Ridley Scott prend son temps et peu à peu tout dans Prometheus s’imbrique de façon parfaitement fluide. Nous y découvrons ainsi les bases d’une œuvre nouvelle, encore en gestation et qui avec les années, une fois que le voile de la nouveauté aura disparu, deviendra surement pour toute une nouvelle génération de spectateurs le film de science fiction incontournable, une œuvre culte. Les autres, nous autres, fans de la saga originelle, nous y trouverons, pendant les trois quarts du film, de subtiles références à la fois stylistiques (le vaisseau est version high-tech du Nostromo, l’esthétique noire de Giger, etc.), mais aussi iconiques (les œufs, la muraille représentant le nécromorphe) et surtout thématiques (rapport à l’utérus et à la fécondation, la sexualité latente de chaque créature, etc.) qui structurent l’ensemble de la licence mais aussi et surtout une grande partie de l’œuvre du cinéaste.
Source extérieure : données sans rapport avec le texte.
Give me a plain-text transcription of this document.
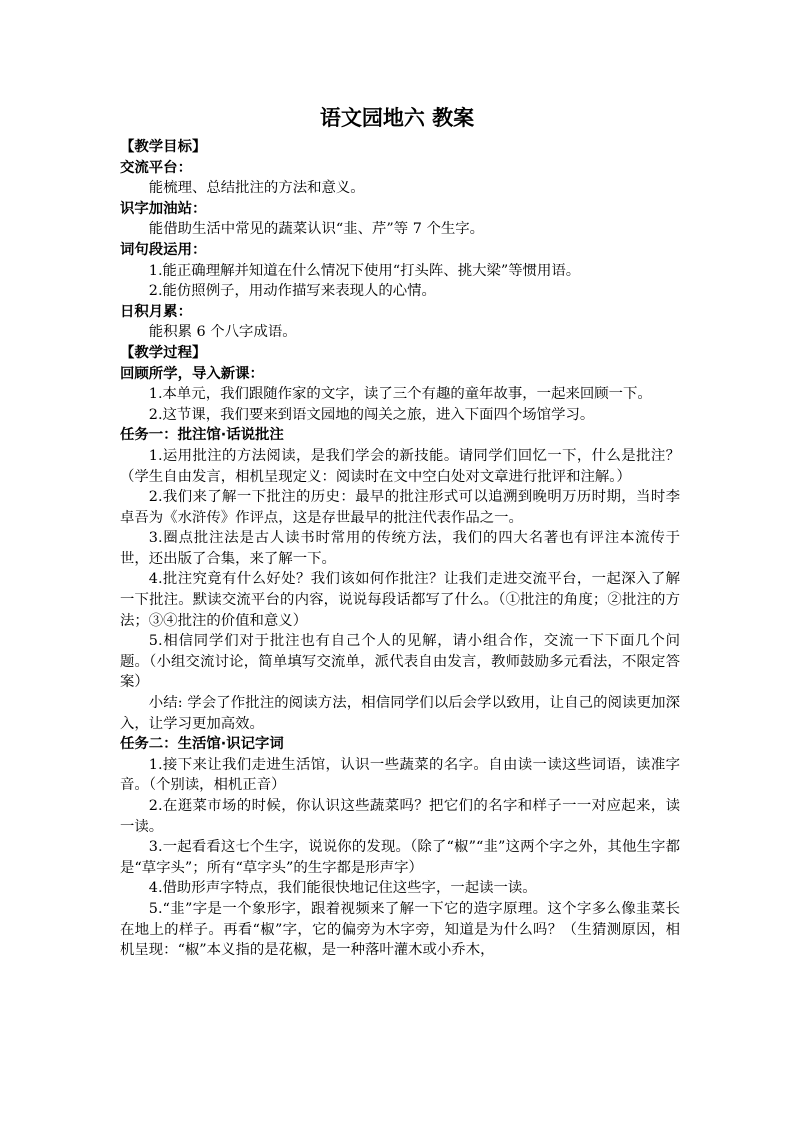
语文园地六 教案
【教学目标】
交流平台：

能梳理、总结批注的方法和意义。

识字加油站：

能借助生活中常见的蔬菜认识“韭、芹”等 7 个生字。

词句段运用：

1.能正确理解并知道在什么情况下使用“打头阵、挑大梁”等惯用语。

2.能仿照例子，用动作描写来表现人的心情。

日积月累：

能积累 6 个八字成语。

【教学过程】
回顾所学，导入新课：

1.本单元，我们跟随作家的文字，读了三个有趣的童年故事，一起来回顾一下。

2.这节课，我们要来到语文园地的闯关之旅，进入下面四个场馆学习。

任务一：批注馆·话说批注

1.运用批注的方法阅读，是我们学会的新技能。请同学们回忆一下，什么是批注？（学生自由发言，相机呈现定义：阅读时在文中空白处对文章进行批评和注解。）

2.我们来了解一下批注的历史：最早的批注形式可以追溯到晚明万历时期，当时李卓吾为《水浒传》作评点，这是存世最早的批注代表作品之一。

3.圈点批注法是古人读书时常用的传统方法，我们的四大名著也有评注本流传于世，还出版了合集，来了解一下。

4.批注究竟有什么好处？我们该如何作批注？让我们走进交流平台，一起深入了解一下批注。默读交流平台的内容，说说每段话都写了什么。（①批注的角度；②批注的方法；③④批注的价值和意义）

5.相信同学们对于批注也有自己个人的见解，请小组合作，交流一下下面几个问题。（小组交流讨论，简单填写交流单，派代表自由发言，教师鼓励多元看法，不限定答案）

小结: 学会了作批注的阅读方法，相信同学们以后会学以致用，让自己的阅读更加深入，让学习更加高效。

任务二：生活馆·识记字词

1.接下来让我们走进生活馆，认识一些蔬菜的名字。自由读一读这些词语，读准字音。（个别读，相机正音）

2.在逛菜市场的时候，你认识这些蔬菜吗？把它们的名字和样子一一对应起来，读一读。

3.一起看看这七个生字，说说你的发现。（除了“椒”“韭”这两个字之外，其他生字都是“草字头”；所有“草字头”的生字都是形声字）

4.借助形声字特点，我们能很快地记住这些字，一起读一读。

5.“韭”字是一个象形字，跟着视频来了解一下它的造字原理。这个字多么像韭菜长在地上的样子。再看“椒”字，它的偏旁为木字旁，知道是为什么吗？（生猜测原因，相机呈现：“椒”本义指的是花椒，是一种落叶灌木或小乔木，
Et, elles sont à ce point bien intégrées et bien pensées qu’on regrette finalement le dernier quart du film, monumental et au rythme effréné, mais qui malheureusement tente d’établir un lien direct avec le Huitième passager et le fait de façon tellement grossière et maladroite qu’il remet en question toutes ces allusions jusqu’alors subtiles et provoque ainsi une colossale frustration. Non pas parce que ces références soient les seules questions sans réponses, les zones d’ombres sont le sel de cette saga, mais davantage parce qu’elles soulignent toutes les incohérences du scénario et les raccourcis un peu grossiers qui empêchent le film de s’épanouir en tant que point de départ d’une nouvelle saga.
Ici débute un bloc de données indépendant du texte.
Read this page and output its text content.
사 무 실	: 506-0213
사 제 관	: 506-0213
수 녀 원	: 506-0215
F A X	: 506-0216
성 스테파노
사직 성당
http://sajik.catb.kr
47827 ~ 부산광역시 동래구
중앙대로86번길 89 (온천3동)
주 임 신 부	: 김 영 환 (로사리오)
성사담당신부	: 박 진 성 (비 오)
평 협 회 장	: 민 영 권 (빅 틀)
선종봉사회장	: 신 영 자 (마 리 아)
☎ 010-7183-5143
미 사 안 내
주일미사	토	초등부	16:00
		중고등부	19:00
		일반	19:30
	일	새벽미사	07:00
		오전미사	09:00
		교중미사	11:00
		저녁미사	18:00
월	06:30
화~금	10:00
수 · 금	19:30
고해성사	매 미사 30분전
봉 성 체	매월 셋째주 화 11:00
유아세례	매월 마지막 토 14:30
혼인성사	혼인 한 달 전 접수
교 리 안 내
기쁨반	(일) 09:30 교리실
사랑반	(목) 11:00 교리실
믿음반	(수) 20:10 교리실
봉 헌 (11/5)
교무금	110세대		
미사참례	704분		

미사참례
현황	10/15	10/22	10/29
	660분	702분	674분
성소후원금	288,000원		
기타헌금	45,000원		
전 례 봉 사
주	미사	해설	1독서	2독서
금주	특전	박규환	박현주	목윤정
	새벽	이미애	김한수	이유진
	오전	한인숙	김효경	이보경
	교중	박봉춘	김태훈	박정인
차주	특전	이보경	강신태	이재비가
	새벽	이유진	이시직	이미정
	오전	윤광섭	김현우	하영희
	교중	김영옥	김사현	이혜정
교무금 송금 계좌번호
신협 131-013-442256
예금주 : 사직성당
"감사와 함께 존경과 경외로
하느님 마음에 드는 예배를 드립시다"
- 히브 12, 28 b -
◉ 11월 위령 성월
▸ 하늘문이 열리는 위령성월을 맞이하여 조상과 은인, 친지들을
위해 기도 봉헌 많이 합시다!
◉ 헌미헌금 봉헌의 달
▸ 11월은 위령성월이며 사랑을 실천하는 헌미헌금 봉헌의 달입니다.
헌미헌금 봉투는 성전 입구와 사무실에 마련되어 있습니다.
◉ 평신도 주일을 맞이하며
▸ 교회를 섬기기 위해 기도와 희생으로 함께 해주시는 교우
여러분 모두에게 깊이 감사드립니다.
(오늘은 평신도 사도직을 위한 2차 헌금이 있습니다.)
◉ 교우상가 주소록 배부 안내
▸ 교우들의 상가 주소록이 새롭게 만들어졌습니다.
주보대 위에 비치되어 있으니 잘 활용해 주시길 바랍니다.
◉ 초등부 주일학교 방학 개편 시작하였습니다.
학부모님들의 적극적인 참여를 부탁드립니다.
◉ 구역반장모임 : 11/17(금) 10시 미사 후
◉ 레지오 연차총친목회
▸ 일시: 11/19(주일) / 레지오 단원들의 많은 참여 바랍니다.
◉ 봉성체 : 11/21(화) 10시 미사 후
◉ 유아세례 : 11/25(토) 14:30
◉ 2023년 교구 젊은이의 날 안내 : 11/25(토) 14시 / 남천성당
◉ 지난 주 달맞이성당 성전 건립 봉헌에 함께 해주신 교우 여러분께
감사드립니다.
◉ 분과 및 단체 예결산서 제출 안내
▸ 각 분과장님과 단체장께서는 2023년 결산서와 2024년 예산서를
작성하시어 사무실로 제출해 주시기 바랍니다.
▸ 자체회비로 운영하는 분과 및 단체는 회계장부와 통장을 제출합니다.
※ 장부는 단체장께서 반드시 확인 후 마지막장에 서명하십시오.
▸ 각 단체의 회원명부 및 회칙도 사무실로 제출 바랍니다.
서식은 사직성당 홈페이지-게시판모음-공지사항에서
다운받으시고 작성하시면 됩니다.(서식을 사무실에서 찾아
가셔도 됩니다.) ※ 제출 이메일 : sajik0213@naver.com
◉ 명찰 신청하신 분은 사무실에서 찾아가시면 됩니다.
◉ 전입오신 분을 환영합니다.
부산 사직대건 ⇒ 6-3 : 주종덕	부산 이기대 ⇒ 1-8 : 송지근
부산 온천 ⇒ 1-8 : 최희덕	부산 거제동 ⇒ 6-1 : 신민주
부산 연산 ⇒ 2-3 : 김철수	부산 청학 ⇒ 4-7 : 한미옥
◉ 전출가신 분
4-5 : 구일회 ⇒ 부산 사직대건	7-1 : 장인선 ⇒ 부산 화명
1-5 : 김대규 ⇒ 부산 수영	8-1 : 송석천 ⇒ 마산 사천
Toutefois, le film développe des questionnements et des problématiques qui, à l’image de la mise en scène de Scott, s’avèrent titanesques. En effet, si l’ambiance sombre et le ton pessimiste du premier volet de la saga restent présents dans Prometheus, ils ne servent plus les mêmes enjeux. Ici, l’horreur n’est pas le propos (même si les spectateurs friands de ce genre de film seront servis notamment grâce à une séquence chirurgicale anxiogène et terrifiante), le film nous propose une quête sur la place de l’homme dans l’univers. C’est d’ailleurs ce que révèlent et structurent le score somptueux de Marc Streitenfeld, semblant au début anormalement triomphal, ainsi que le premier plan du film, évoquant 2001 : l’Odyssée de l’espace et donc son propos sur l’évolution de l’homme. Enveloppé par le mythe prométhéen dont les versions et les interprétations sont nombreuses, cette quête aussi philosophique que physique ne cesse d’être alimentée, se complexifiant à travers chaque personnage lui conférant peu à peu une dimension surprenante qui nous fait nous interroger sur la chose la plus essentielle que nous possédions, la foi. Le film ne cherche pourtant pas à être trop cérébral, trop métaphysique dans son propos, et préfère rester implicite, marquant le spectateur de façon durable grâce à des images fortes et le poussant à se questionner une fois la projection finie.
Il faut s’y faire, Prometheus n’est pas là pour combler les vides laissés par la saga Alien. À l’image des quatre épisodes précédents, il développe une histoire qui étaye l’univers créé entre autres par Dan O'Bannon, mais construit ses enjeux ailleurs et se révèle alors être davantage un spin-off de qualité, que la préquelle révolutionnaire survendue par les médias.